Yamamoto: As data utilization advances, the number of users will also increase, so there is a risk that the rules will become complicated. In order to mitigate this, I think that the catalog function for each purpose will become very important.

So far, we have mainly talked about mechanisms and functions, but it is also very important to develop human resources who can utilize them in the field. For example, since each department uses different tools, such as infrastructure and cloud computing in the information systems department and programs in the DX promotion department, it is not rare for each person to acquire different skills. On the other hand, it seems that Yokogawa Electric Corporation Electric is making good progress in creating a system for implementation. Could you tell us the key points?

Fujiwara: We started gradually building up knowledge of the cloud, data analysis, and programming about four years ago. We implemented a wide range of initiatives, both paid and unpaid, such as workshops and training across the organization, to build up knowledge of the cloud. Then, people who were good at it or wanted to do it raised their hands, so we asked those highly motivated and sensitive people to become members of the cloud CoE (Center of Excellence).

In the fields of programming and data analysis, we have had them learn Python and SQL, and have made good use of online learning courses. This time, we were featured as a success story, but it takes time, so I don't think it went smoothly without any effort. As Kuwata explained, I strongly feel that the smooth construction of the data infrastructure was achieved, including the fact that the CoE was established and that there were people who were gradually studying Python and SQL. I also think that leaders like us need to take the initiative in learning, rather than just giving instructions to our members.

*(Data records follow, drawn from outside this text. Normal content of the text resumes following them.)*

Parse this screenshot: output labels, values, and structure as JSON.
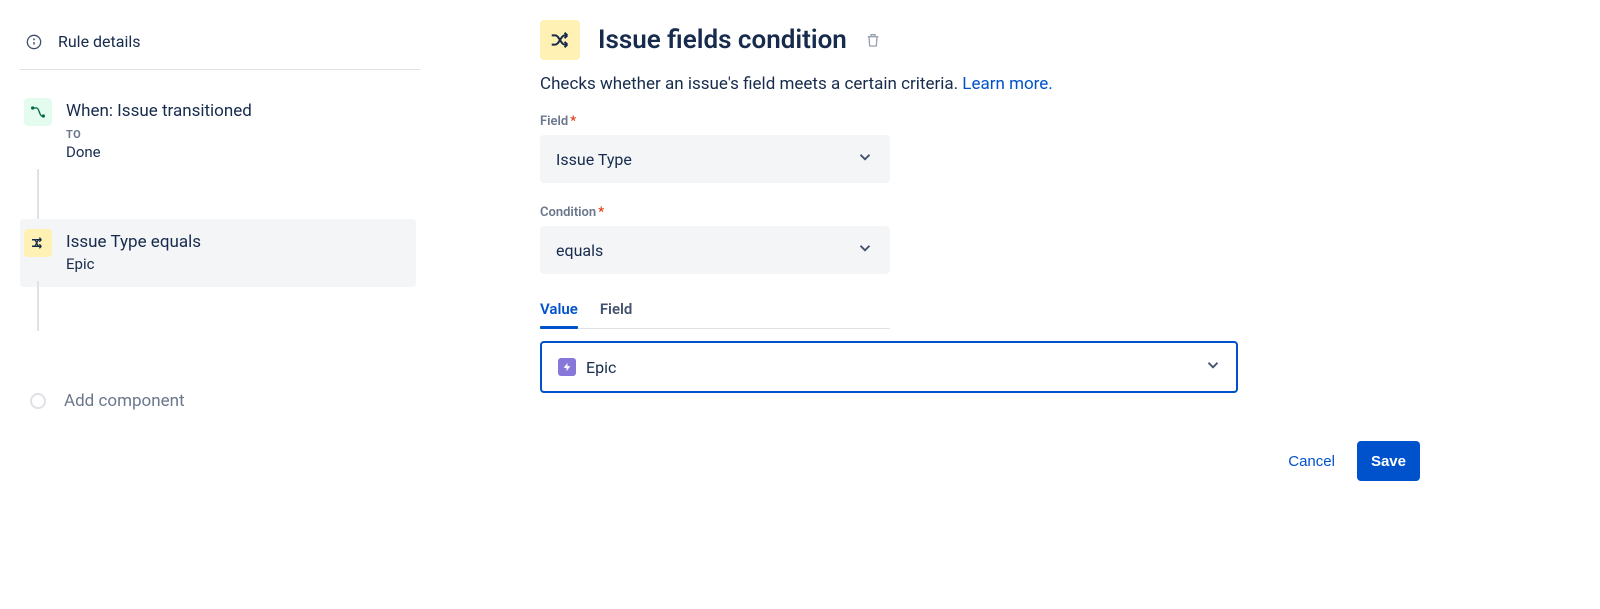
{
  "sidebar": {
    "rule_details_label": "Rule details",
    "trigger": {
      "title": "When: Issue transitioned",
      "sub_label": "TO",
      "sub_value": "Done"
    },
    "condition": {
      "title": "Issue Type equals",
      "sub_value": "Epic"
    },
    "add_component_label": "Add component"
  },
  "main": {
    "title": "Issue fields condition",
    "description": "Checks whether an issue's field meets a certain criteria. ",
    "learn_more": "Learn more.",
    "field_label": "Field",
    "field_value": "Issue Type",
    "condition_label": "Condition",
    "condition_value": "equals",
    "tabs": {
      "value": "Value",
      "field": "Field"
    },
    "value_selected": "Epic",
    "actions": {
      "cancel": "Cancel",
      "save": "Save"
    }
  }
}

Yamamoto: Were there people in various departments who said they wanted to do this?

Fujiwara: Yes, that's right. We were also conducting technological exploration activities as an organization.

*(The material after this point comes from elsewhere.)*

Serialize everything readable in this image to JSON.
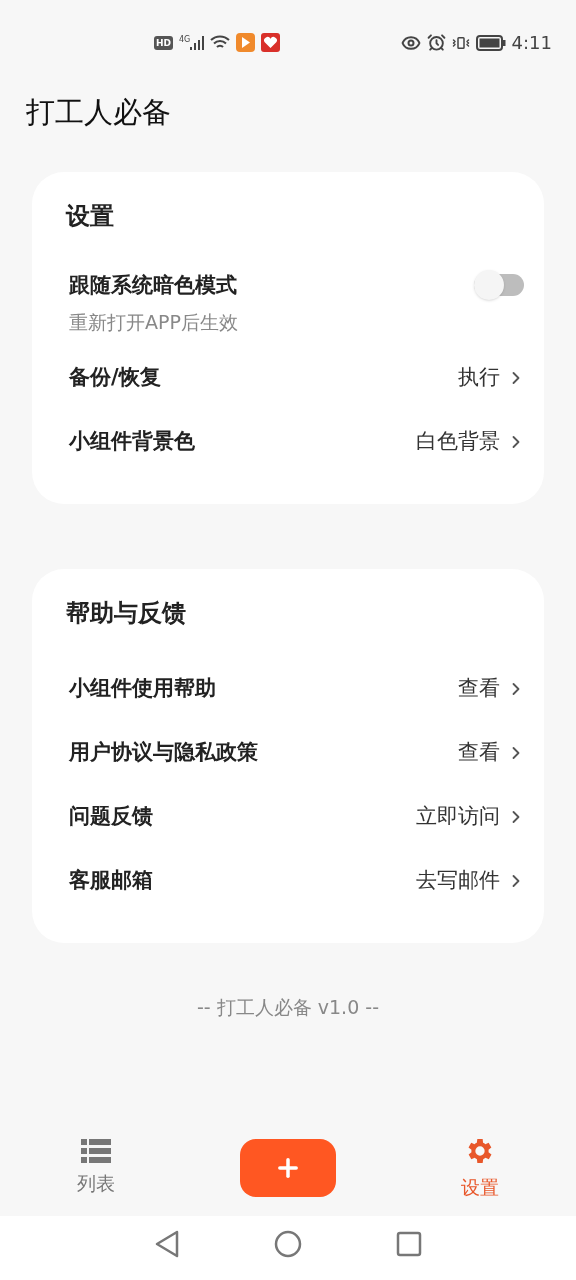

Yamamoto: Rather than concentrating technical experts in a specific organization, you were able to instill a culture of data utilization in a wide range of departments over the long period of four years. This was all thanks to the company's original culture.

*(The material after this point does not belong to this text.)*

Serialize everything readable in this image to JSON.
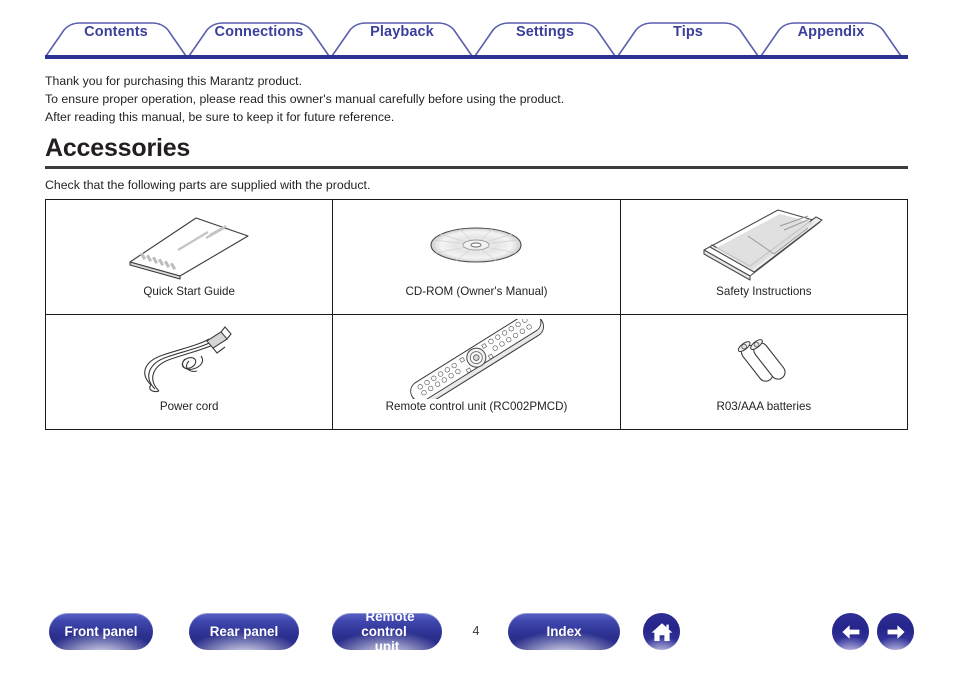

Fujiwara: It was a small start, but once we started, people who had heard about it started coming together. I think it was a good thing that we were able to provide a forum for that.

Summary

Yamamoto: This time, we talked about three themes: "Challenges to achieving data analysis," "Introducing a data infrastructure," and "Operating the data infrastructure." In particular, Fujiwara-san's comment about human resource development takes time, but ultimately it is a very important point in advancing data analysis and utilization. I think the reason why data collection and other activities at Yokogawa Electric Corporation went so smoothly was because of the great advantage of human resources. Could you tell us about the technology used in this initiative, Mr. Ota?

Ota: This time, Yokogawa Electric Corporation adopted Databricks and built it on the AWS cloud. This allowed us to retrieve data from various data sources using file copy and REST API methods, and import the data into Databricks by synchronizing with S3 packets.

Next, by building a data pipeline, we were able to automate the collection, processing, storage, and visualization of data. In doing so, we were able to utilize our programming skills in Python and SQL. We believe that the fact that the company had trained personnel with the necessary skills to use tools and technology in this way led to this successful experience.

Yamamoto: Finally, Mr. Fujiwara, could you tell us about your future prospects?

Fujiwara: We've put a lot of effort into creating this data infrastructure, so I'd like to see more and more users use it to their full potential. To that end, we want to create better guideline policies, but rather than restricting users, we want to create rules for safe use. We're also trying to create many dashboards in our development projects. To make the most of these, we want everyone in each role, including project managers, leaders, and members, to look at the dashboards every day, so that they can be useful in making decisions.